その高校は地元の国立大学(まあ、広島大学だけどね)に生徒を入学させることが全てと言った暗黙の方針があったんだけど、その割には、教師は教える技術を持っていないなあ(数学のT先生は一流だったけど)と思っていた。

Mも「人生とは、人間と時間の関数だ」みたいな、気の利いた風のことを言ってたけど、こっちは、自分をとことん突き詰めると宇宙のことがわかるかも、なぜなら自分と宇宙は完全に補完する部分関数同士だから、くらいのことを考えていたので、この教師の数学に対する考え方、人生に対する考え方は緩い、と思っていた。
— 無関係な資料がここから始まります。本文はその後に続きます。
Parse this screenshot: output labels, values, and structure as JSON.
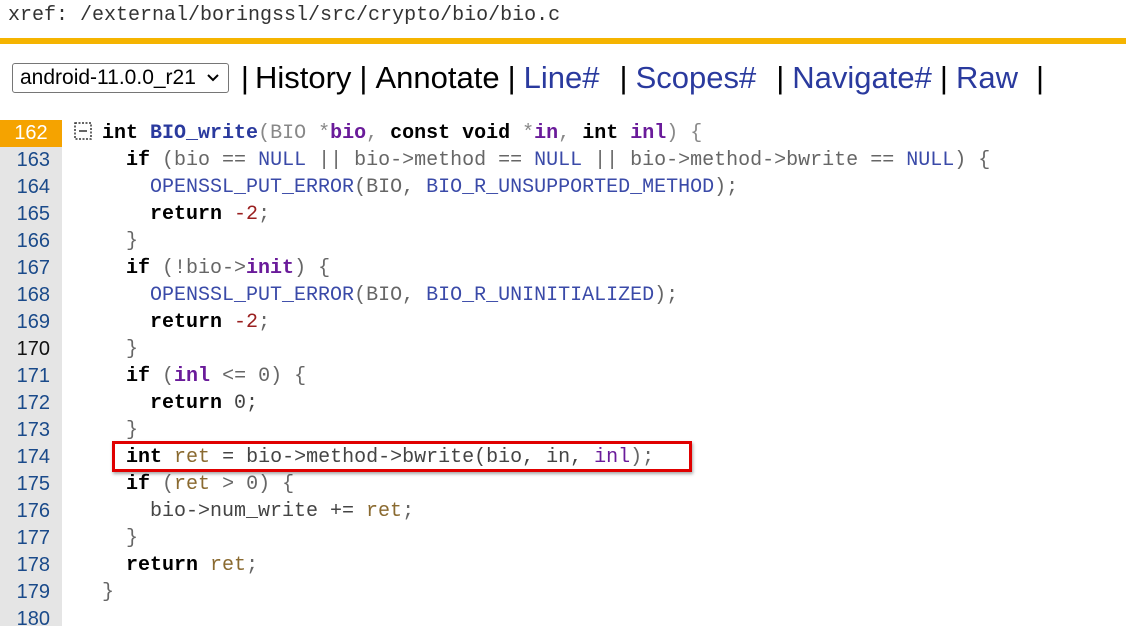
{
  "breadcrumb": "xref: /external/boringssl/src/crypto/bio/bio.c",
  "nav": {
    "version": "android-11.0.0_r21",
    "separator": "|",
    "items": [
      "History",
      "Annotate",
      "Line#",
      "Scopes#",
      "Navigate#",
      "Raw"
    ]
  },
  "code": {
    "highlighted_line": "162",
    "lines": [
      {
        "n": "162"
      },
      {
        "n": "163"
      },
      {
        "n": "164"
      },
      {
        "n": "165"
      },
      {
        "n": "166"
      },
      {
        "n": "167"
      },
      {
        "n": "168"
      },
      {
        "n": "169"
      },
      {
        "n": "170"
      },
      {
        "n": "171"
      },
      {
        "n": "172"
      },
      {
        "n": "173"
      },
      {
        "n": "174"
      },
      {
        "n": "175"
      },
      {
        "n": "176"
      },
      {
        "n": "177"
      },
      {
        "n": "178"
      },
      {
        "n": "179"
      },
      {
        "n": "180"
      }
    ],
    "text": {
      "l162": [
        "int",
        " ",
        "BIO_write",
        "(BIO *",
        "bio",
        ", ",
        "const",
        " ",
        "void",
        " *",
        "in",
        ", ",
        "int",
        " ",
        "inl",
        ") {"
      ],
      "l163": [
        "  ",
        "if",
        " (bio == ",
        "NULL",
        " || bio->method == ",
        "NULL",
        " || bio->method->bwrite == ",
        "NULL",
        ") {"
      ],
      "l164": [
        "    ",
        "OPENSSL_PUT_ERROR",
        "(BIO, ",
        "BIO_R_UNSUPPORTED_METHOD",
        ");"
      ],
      "l165": [
        "    ",
        "return",
        " ",
        "-2",
        ";"
      ],
      "l166": [
        "  }"
      ],
      "l167": [
        "  ",
        "if",
        " (!bio->",
        "init",
        ") {"
      ],
      "l168": [
        "    ",
        "OPENSSL_PUT_ERROR",
        "(BIO, ",
        "BIO_R_UNINITIALIZED",
        ");"
      ],
      "l169": [
        "    ",
        "return",
        " ",
        "-2",
        ";"
      ],
      "l170": [
        "  }"
      ],
      "l171": [
        "  ",
        "if",
        " (",
        "inl",
        " <= 0) {"
      ],
      "l172": [
        "    ",
        "return",
        " 0;"
      ],
      "l173": [
        "  }"
      ],
      "l174": [
        "  ",
        "int",
        " ",
        "ret",
        " = bio->method->bwrite(bio, in, ",
        "inl",
        ");"
      ],
      "l175": [
        "  ",
        "if",
        " (",
        "ret",
        " > 0) {"
      ],
      "l176": [
        "    bio->num_write += ",
        "ret",
        ";"
      ],
      "l177": [
        "  }"
      ],
      "l178": [
        "  ",
        "return",
        " ",
        "ret",
        ";"
      ],
      "l179": [
        "}"
      ],
      "l180": [
        ""
      ]
    }
  },
  "icons": {
    "version_dropdown": "chevron-down-icon",
    "fold": "collapse-box-icon"
  },
  "colors": {
    "accent_bar": "#f5b400",
    "link": "#2a3a9e",
    "highlight_box": "#e00000",
    "current_line": "#f5a300"
  }
}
普段からそんな風に思っていたもんだから、M先生が、早飯をしているのにカチンときた。
生徒はこの時間に昼飯を食うのは許されない。なぜ、教師ならいいのか。

大人の事情、って何だ?

で、私はつい、M
「何で、昼休みでもないのに、昼飯食うんですか?」とストレートに聞いた。
M
「大人には大人の事情があるんだよ」
としたり顔で答えた。
答え次第では、大人しく引き下がろうと思っていたんだけど「大人の事情」と言う返答が許せなかった。
僕は、すぐ
「生徒にも生徒の事情がありますけどね」
と反論した。

Mは数秒、静止した後、箸を置き、食堂を出て僕の方に向かってきて、僕の前に立って
「生意気なことを言うんじゃない」
と言いながら右腕でビンタを放ってきた。

僕は、暴力が嫌いだ。愛の鞭が許されるのは、SMプレイだけだ。

その瞬間、右足を一歩踏み出し左手を手刀にして、僕の顔に向かってくる手首の急所・寸脈に押し打ち付けた。
右手は無意識にMのさらなる攻撃に先制を加える準備として右顎のあたりに握拳を構えていた。

寸脈に打撃を与えられると、これまマジに痛い。激痛。
Mはよく我慢したと思う。「痛い」の一言も、ましてや悲鳴も漏らさなかった。
その後どうなったかは覚えていない。職員室に呼ばれもしなかったが、まあ、Mからの心象は悪くなっただろうな。

僕は、その頃からずっと「大人の事情」と言うのが嫌いだった。
そのことを、尾崎豊の歌が、思い出させてくれた、と言うお話でした。